@anth@a.9srv.net (I’m also a bit confused by the UTF-8 topic. I thought that the original twtxt spec has always mandated UTF-8 for the content. Why’s that an issue now? 😅 Granted, my client also got this wrong in the past, but it has been fixed ~3 years ago.)
@movq@www.uninformativ.de If my memory serves me right, I think v2 doesn’t mention UTF-8 at all. Then I came along and noted that the Content-Type: text/plain
might be not enough, as the HTTP spec defaults to Latin1 or whatever, not UTF-8. So there is a gap or room for incorrect interpretation. I could be wrong, but I understand @anth@a.9srv.net’s comment that he doesn’t want to even have a Content-Type
header in the first place.
I reckon it should be optional, but when deciding to sending one, it should be Content-Type: text/plain; charset=utf-8
. That also helps browsers pick up the right encoding right away without guessing wrong (basically always happens with Firefox here). That aids people who read raw feeds in browsers for debugging or what not. (I sometimes do that to decide if there is enough interesting content to follow the feed at hand.)

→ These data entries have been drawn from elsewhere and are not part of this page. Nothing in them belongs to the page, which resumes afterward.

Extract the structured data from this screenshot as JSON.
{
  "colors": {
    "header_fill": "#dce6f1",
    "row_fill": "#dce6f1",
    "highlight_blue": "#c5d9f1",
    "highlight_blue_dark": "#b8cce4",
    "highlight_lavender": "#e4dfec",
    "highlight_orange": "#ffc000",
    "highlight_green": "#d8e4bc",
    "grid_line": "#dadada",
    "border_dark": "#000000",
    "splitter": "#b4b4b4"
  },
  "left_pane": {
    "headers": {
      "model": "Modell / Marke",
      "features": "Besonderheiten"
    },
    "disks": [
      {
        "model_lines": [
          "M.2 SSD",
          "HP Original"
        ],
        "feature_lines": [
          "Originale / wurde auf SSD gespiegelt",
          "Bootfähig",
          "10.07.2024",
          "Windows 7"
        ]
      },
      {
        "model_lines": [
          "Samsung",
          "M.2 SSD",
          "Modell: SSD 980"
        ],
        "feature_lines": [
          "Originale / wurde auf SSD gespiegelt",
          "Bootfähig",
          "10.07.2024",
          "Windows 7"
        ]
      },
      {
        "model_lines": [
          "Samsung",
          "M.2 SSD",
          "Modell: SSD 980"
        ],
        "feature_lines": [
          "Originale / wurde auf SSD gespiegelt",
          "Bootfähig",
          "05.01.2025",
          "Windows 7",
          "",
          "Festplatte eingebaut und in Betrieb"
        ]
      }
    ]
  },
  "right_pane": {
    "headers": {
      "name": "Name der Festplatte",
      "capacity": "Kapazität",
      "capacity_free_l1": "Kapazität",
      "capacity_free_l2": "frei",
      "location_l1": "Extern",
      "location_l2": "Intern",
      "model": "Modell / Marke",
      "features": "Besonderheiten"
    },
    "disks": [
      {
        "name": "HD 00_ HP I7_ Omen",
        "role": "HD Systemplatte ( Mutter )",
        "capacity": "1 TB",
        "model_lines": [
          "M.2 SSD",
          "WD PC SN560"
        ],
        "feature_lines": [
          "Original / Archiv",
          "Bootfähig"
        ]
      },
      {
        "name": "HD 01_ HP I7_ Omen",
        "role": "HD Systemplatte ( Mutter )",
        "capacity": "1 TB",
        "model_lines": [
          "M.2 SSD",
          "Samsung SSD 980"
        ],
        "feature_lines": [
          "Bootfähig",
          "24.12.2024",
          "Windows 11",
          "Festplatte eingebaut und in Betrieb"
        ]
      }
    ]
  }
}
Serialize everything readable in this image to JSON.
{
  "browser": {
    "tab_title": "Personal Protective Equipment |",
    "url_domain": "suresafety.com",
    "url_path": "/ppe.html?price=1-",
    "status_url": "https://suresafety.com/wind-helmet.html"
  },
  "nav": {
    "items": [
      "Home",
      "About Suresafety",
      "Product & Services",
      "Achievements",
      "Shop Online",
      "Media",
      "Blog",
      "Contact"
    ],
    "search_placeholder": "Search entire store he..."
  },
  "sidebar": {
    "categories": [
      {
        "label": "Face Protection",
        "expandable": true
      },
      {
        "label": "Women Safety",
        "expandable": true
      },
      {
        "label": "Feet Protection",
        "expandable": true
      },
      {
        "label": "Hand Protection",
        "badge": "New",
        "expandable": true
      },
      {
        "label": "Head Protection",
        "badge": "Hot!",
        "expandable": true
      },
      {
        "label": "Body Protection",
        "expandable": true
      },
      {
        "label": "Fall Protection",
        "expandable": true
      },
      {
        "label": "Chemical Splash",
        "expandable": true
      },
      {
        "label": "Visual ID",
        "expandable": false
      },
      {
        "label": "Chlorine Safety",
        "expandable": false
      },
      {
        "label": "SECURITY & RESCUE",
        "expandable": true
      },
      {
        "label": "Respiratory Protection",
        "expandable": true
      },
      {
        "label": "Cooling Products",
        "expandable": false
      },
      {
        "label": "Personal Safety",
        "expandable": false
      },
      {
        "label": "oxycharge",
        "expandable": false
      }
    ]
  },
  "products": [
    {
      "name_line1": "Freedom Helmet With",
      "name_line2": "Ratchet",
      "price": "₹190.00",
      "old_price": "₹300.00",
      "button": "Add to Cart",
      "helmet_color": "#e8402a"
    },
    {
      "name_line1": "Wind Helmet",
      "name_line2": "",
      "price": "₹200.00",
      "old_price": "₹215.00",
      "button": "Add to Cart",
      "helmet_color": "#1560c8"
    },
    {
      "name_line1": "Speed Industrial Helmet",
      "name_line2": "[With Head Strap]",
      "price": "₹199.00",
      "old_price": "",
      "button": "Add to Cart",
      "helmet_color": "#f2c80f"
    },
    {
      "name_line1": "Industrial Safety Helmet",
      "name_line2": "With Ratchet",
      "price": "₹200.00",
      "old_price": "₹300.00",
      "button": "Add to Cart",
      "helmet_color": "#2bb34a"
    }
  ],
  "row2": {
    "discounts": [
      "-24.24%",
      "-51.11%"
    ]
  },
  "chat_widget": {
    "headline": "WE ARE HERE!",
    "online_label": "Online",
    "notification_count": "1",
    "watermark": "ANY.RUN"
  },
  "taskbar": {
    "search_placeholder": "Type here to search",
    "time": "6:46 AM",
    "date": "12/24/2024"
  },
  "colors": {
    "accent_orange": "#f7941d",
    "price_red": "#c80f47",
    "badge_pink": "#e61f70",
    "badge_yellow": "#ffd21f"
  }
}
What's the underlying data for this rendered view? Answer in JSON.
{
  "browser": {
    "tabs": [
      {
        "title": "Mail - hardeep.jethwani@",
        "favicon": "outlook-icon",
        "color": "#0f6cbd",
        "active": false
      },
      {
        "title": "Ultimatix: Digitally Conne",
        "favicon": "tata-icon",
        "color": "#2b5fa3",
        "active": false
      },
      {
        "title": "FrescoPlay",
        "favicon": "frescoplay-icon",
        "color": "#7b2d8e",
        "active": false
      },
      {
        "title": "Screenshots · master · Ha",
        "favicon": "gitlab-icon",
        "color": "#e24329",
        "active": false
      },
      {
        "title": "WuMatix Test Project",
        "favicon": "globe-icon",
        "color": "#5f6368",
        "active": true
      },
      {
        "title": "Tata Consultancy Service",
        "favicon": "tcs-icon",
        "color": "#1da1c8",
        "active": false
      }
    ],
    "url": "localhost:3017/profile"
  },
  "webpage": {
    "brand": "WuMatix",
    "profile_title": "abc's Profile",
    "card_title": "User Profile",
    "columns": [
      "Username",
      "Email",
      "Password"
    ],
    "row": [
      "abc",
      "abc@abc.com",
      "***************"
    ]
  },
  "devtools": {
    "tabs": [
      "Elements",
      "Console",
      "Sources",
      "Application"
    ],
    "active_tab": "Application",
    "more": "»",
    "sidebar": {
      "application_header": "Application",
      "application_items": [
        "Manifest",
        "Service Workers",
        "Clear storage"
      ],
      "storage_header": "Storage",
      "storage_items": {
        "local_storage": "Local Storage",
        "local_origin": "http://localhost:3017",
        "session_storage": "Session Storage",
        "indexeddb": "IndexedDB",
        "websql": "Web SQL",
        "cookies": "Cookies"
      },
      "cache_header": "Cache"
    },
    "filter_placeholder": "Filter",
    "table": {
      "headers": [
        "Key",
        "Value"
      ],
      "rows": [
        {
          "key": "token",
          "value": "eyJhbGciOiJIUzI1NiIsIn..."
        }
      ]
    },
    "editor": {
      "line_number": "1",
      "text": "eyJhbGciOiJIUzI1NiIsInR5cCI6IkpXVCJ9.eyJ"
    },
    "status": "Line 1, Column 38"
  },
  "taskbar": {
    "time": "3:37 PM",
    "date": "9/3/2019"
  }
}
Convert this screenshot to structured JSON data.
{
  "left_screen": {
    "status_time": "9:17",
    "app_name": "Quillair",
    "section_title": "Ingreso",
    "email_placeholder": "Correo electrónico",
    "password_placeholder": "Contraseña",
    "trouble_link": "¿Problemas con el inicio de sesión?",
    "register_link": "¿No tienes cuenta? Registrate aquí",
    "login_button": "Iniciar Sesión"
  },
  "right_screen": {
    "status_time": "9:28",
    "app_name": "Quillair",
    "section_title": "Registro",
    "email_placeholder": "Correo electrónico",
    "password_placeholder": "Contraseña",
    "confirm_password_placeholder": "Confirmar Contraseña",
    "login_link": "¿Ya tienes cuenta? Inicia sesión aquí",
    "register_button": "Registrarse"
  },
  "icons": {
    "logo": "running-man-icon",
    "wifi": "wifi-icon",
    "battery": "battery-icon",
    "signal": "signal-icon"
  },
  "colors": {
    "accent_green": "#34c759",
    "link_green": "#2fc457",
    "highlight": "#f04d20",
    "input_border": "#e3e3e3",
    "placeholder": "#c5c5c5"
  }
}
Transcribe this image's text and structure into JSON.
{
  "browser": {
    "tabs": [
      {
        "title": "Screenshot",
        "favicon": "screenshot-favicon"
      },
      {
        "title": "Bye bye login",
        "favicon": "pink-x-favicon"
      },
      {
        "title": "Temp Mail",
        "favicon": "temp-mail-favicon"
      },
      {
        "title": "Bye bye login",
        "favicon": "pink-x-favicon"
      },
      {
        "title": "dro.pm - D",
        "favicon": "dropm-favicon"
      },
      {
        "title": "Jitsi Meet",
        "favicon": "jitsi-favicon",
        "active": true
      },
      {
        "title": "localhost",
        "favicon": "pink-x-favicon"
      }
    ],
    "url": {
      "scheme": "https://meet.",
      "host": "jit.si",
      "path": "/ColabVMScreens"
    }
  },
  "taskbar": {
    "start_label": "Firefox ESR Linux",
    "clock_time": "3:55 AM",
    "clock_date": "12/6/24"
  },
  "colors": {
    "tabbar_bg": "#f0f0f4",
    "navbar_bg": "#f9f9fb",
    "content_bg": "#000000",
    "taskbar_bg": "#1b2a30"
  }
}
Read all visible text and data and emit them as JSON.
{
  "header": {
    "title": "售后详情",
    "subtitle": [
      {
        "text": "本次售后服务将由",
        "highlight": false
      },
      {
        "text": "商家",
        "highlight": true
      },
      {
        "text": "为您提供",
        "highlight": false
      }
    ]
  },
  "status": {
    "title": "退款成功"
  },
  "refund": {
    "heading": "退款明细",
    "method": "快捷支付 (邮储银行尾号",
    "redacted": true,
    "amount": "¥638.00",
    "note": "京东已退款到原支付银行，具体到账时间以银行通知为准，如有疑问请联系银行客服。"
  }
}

@lyse@lyse.isobeef.org Ahh, I see. So it’s not really a drama. 😅
(When the spec says “content is UTF-8”, then it kind of follows for me that I should set Content-Type: text/plain; charset=utf-8
. Lots of feeds don’t do that, though, which is why jenny ignores the header altogether and always decodes as UTF-8.)
@movq@www.uninformativ.de Yeah this is why thin @anth@a.9srv.net is that and that any v2 spec we get around to actually publishing with far better quality than the bullshit half-baked attempt I tried to 🤣; should just mandate utf-8
period. Just assume it to be true, there is no other content encoding we should ever support 😅